What appears to be the trend now Is that marketeers are using a combination of both to try and attract new customers and many businesses are using print to send vouchers or discounts to entice new customers, or as in some food retailers’ cases, printed food brochures with a certain amount off should you shop with them. Certainly, retailers appear to be engaging with potential customers if they have placed something in their baskets and forgotten about it, personalised printed vouchers may encourage them to remember the items in their basket and entice them to buy.
Whilst GDPR has made businesses reconsider how they contact customers, often the methods now used by direct mail marketeers are via a postcode drop and not based on a database of names and addresses. However, people still like the personalised touch and if you can identify those that have visited your website, then it is of benefit for you to send a personalised direct mail. Be careful with personalisation though as it must be relevant to that person and not just a mail merge. Also, compliance with GDPR law should be adhered should the person insist that their data is removed from your database.
However, marketeers are beginning to realise the value of print and how good quality print is attractive to customers. People are becoming bored with junk in their inboxes and immediately hitting the delete button. Whereas dwell time on printed products has increased and there is value in producing a beautiful brochure/pamphlet to entice people if your offer is right for them.

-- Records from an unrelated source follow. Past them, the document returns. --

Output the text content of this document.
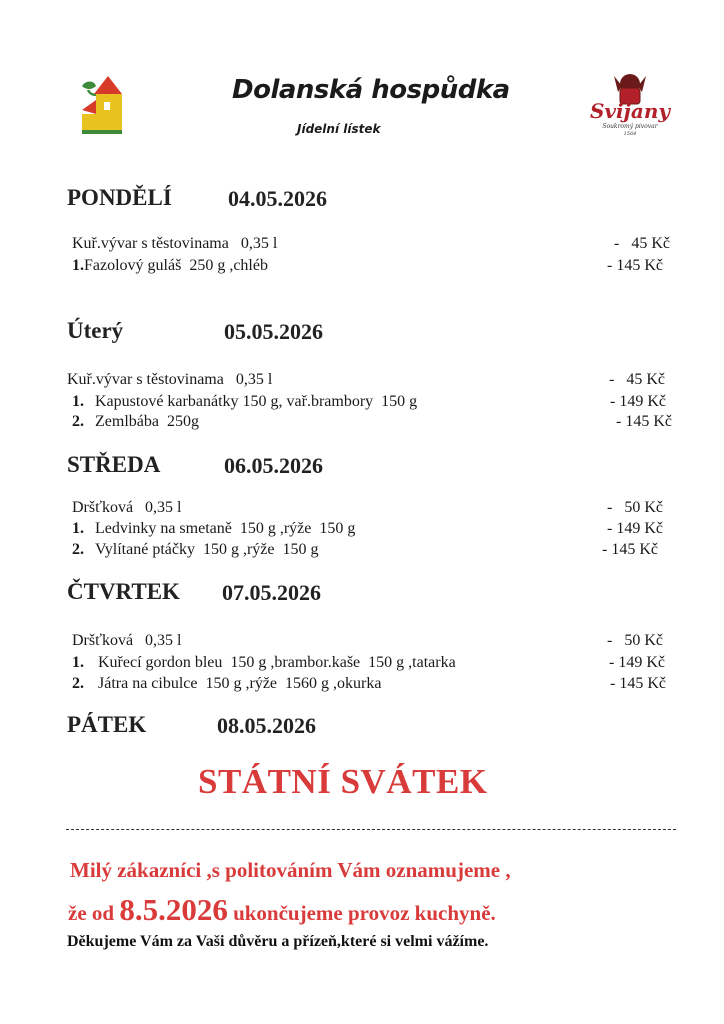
Dolanská hospůdka
Jídelní lístek
Svijany
Soukromý pivovar
1564
PONDĚLÍ	04.05.2026
Kuř.vývar s těstovinama   0,35 l	-   45 Kč
1.Fazolový guláš  250 g ,chléb	- 145 Kč
Úterý	05.05.2026
Kuř.vývar s těstovinama   0,35 l	-   45 Kč
1. Kapustové karbanátky 150 g, vař.brambory  150 g	- 149 Kč
2. Zemlbába  250g	- 145 Kč
STŘEDA	06.05.2026
Dršťková   0,35 l	-   50 Kč
1. Ledvinky na smetaně  150 g ,rýže  150 g	- 149 Kč
2. Vylítané ptáčky  150 g ,rýže  150 g	- 145 Kč
ČTVRTEK 07.05.2026
Dršťková   0,35 l	-   50 Kč
1. Kuřecí gordon bleu  150 g ,brambor.kaše  150 g ,tatarka	- 149 Kč
2. Játra na cibulce  150 g ,rýže  1560 g ,okurka	- 145 Kč
PÁTEK	08.05.2026
STÁTNÍ SVÁTEK
Milý zákazníci ,s politováním Vám oznamujeme ,
že od 8.5.2026 ukončujeme provoz kuchyně.
Děkujeme Vám za Vaši důvěru a přízeň,které si velmi vážíme.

Recently Print Brain conducted research about the effectiveness of Direct Mail versus Digital marketing and the results were exceedingly interesting! They conducted a cold acquisition campaign split between direct mail and email contacting over 900, 000 cold customers. 1 third received email only and 2 thirds a piece of direct mail.
- The email campaign resulted in just 0.02% of email recipients enquiring with a conversion rate of 42%.
- The DM campaign resulted in almost 1% of recipients making enquiries of which over half resulted in a sale.
- And when the calculations were made, the cost per sale for the printed direct mail campaign was 57% lower than for the email campaign!
So, whilst these results show the love affair with print reigniting, a cohesive combination of printed direct mail and email may be a winning combination in acquiring new business.